Office hours in science
Most scientists work full time in permanent jobs. However, some positions may be offered on a temporary basis. This can be good for people who like working on a flexible basis or for recent graduates who need to gain experience.
On paper a scientist will work a 30- to 40-hour week, usually around 37.5 hours a week. A typical working week would be Monday to Friday, 9.00 am to 5.00 pm. However, longer hours may be necessary during busy periods and in the run up to deadlines. You may need to occasionally work in the evening or at the weekend.
For some jobs, such as an astronomer or ecologist, it might be necessary to work long, irregular hours including weekends, evenings and nights.
Other jobs may involve shift work or working on a rota which includes weekends, bank holidays and occasional nights; for example, a laboratory technician and a forecaster or an observer in meteorology.
You could also need to be on-call in case of an emergency. This is likely for a forensic scientist or veterinary surgeon.
Travel for jobs in science
A career in science will probably include travel within the UK and sometimes overseas for meetings and conferences. You may also be asked to attend talks and educational events.
Your job, depending on the sector, may involve some form of fieldwork or research trip. This can mean that you are away from home for extended periods of time, especially in the oil and gas industry. You might need to be based in a remote location, on land or at sea, for the duration of a contract.
Professional development for scientists
It is likely that you will need to continue building on your skills and knowledge, especially in the first few years of your career. This might involve further study while working, for example taking a specialist qualification such as the forensic science society diploma. Many healthcare science roles involve studying part time for a masters degree while working, if you don’t already have one.
Your employer may also encourage you to gain membership of a professional body and work towards chartered status, an internationally recognised mark of excellence. Possibilities include becoming a chartered scientist, ecologist, environmentalist, chemist, biologist, engineer, geologist, physicist or meteorologist. Becoming chartered can lead to a higher wage.

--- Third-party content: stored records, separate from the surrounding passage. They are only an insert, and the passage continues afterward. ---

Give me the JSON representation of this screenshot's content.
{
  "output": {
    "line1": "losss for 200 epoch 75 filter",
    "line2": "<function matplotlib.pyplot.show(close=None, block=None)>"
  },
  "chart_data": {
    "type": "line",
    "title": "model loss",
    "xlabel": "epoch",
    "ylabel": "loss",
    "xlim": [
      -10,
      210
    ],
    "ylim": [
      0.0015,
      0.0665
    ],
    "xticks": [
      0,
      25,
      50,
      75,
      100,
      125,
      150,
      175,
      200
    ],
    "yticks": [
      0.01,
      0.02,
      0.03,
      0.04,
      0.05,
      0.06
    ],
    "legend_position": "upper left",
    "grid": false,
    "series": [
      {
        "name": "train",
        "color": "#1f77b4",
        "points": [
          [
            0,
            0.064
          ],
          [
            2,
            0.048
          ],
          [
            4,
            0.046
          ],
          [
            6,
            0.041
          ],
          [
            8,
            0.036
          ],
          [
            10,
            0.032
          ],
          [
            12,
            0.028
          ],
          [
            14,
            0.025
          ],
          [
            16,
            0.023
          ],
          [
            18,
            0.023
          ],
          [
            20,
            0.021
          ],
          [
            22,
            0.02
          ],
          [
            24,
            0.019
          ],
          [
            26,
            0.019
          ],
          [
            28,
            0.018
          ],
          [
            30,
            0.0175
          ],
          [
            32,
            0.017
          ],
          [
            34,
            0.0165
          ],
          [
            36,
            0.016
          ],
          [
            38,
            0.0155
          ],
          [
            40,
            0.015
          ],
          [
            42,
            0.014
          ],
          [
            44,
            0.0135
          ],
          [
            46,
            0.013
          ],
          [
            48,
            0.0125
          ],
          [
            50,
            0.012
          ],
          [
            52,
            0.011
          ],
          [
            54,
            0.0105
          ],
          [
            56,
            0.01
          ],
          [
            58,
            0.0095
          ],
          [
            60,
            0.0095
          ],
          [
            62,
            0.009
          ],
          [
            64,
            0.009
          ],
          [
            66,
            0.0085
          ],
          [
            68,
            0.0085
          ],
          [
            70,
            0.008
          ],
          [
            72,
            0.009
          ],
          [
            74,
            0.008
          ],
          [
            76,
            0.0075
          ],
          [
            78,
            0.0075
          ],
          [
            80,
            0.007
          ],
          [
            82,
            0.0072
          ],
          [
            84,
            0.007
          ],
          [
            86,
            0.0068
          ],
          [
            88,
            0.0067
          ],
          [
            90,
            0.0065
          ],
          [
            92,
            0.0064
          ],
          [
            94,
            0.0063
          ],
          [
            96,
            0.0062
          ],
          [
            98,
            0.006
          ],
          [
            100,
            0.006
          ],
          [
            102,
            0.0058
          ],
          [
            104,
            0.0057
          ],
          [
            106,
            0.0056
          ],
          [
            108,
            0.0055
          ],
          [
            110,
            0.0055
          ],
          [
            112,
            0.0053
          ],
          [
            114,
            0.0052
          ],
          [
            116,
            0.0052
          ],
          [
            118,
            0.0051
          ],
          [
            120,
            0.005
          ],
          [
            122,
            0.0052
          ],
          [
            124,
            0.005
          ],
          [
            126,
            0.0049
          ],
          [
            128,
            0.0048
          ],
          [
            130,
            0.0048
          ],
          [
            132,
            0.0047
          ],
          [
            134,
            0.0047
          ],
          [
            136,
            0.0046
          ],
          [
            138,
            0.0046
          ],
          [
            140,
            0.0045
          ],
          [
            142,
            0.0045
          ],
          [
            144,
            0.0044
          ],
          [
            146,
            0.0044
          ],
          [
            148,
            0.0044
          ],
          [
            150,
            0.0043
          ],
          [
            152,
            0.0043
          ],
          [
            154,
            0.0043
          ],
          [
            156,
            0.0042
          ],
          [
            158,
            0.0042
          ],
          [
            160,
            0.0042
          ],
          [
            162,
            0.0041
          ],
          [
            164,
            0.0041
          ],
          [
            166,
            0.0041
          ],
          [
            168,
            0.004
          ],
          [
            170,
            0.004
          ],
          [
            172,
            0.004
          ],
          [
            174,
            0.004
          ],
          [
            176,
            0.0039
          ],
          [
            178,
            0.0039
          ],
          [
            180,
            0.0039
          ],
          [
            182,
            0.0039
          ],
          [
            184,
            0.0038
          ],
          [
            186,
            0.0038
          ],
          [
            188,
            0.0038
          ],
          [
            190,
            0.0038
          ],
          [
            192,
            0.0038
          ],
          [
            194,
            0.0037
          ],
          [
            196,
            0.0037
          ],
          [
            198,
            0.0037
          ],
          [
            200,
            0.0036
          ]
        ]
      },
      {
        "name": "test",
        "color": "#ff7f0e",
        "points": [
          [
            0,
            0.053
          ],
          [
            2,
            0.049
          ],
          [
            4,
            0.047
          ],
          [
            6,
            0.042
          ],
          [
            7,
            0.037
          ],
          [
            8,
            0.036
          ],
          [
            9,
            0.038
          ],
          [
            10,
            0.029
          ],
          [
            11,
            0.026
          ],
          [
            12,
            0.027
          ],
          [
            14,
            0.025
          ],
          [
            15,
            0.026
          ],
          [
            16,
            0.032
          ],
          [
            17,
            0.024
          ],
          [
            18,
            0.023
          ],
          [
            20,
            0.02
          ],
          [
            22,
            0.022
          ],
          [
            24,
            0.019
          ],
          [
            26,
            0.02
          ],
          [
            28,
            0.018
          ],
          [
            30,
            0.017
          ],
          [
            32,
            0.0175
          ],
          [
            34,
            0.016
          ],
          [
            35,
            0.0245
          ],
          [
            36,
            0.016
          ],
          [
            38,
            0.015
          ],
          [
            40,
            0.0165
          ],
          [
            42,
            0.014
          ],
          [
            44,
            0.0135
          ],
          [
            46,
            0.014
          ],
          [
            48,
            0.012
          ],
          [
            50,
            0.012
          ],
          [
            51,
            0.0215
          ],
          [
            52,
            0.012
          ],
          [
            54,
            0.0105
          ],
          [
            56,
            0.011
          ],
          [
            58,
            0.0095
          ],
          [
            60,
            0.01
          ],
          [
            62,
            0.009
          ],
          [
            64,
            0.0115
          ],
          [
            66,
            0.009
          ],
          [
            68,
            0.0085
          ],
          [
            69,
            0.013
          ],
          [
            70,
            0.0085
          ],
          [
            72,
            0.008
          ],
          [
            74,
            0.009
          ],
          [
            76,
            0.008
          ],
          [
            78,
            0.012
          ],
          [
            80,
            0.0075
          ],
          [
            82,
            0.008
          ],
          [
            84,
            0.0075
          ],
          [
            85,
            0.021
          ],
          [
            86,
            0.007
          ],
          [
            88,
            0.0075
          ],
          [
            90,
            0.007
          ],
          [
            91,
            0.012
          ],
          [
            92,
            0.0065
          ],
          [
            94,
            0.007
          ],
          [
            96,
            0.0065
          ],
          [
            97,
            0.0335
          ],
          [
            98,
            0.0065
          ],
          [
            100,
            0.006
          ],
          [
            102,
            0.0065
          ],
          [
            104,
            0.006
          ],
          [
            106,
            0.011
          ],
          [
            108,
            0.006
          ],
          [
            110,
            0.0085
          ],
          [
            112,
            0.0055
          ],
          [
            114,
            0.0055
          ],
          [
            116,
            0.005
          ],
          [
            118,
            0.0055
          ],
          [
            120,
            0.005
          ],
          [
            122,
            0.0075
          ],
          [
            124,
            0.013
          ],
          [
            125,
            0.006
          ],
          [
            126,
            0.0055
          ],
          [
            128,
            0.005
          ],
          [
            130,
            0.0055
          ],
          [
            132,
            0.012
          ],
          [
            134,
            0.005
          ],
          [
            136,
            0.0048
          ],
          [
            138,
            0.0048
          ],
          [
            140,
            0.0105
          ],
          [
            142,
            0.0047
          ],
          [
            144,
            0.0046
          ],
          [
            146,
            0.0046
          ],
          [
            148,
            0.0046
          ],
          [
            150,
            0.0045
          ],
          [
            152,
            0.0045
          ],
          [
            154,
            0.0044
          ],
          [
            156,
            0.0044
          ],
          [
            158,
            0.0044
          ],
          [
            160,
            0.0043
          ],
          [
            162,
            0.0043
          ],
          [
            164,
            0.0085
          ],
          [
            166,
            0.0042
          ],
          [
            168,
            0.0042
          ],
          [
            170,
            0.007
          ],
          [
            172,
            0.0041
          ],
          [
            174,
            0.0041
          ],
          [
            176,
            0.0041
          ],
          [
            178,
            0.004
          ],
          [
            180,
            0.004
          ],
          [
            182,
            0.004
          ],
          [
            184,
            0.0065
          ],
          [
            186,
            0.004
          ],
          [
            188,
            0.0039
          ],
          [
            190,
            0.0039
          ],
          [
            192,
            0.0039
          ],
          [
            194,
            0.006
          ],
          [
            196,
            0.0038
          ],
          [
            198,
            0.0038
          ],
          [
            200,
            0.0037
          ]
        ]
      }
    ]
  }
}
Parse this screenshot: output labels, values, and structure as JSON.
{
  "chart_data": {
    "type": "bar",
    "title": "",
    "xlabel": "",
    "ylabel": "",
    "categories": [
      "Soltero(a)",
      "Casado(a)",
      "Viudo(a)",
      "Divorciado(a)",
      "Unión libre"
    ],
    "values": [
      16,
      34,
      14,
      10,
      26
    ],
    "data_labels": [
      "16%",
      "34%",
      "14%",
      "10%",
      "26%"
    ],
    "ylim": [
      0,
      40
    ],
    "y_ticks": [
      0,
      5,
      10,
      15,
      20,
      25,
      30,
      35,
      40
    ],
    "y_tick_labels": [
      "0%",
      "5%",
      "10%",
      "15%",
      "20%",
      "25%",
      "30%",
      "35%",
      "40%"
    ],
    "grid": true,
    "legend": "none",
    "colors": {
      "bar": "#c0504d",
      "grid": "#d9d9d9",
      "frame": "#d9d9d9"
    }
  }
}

Will a career in science fit my values?
The values of a company will often depend on whether you are working in the private or public sector. The ultimate aim of the private sector is to make money. There are still financial factors in the public sector, for example making sure that you are spending taxpayers' money wisely.
Research cannot be done without funding. This is usually provided by the government or private companies. At times you may have to face the disappointment of not being able to do the research you want until you can find the cash.
Funding can also introduce biases. Whoever is funding your research may want to influence the study.There may also be a time when you need to resist the temptation to modify the results of an experiment, for example if your findings do not support the argument you want to make. As a scientist, it is important for you to remain objective and honest at all times.
Testing new products to check that they work and are safe is an important process. If you are against animal testing, certain roles or companies may not be well-matched with your morals. You could also be working on a top secret project that needs to be kept under wraps. Would you be willing to remain tight-lipped about your work, potentially even with your friends and family?
If you’re a successful scientist your work could lead to ground-breaking discoveries and your name could go down in history. Your work could improve and even save lives; for example you could find a cure for cancer or diabetes. You could gain prestige among your peers and even win a Nobel Prize. Once you are an expert in your field you could be called upon to appear on television, write books or consult on sci-fi films.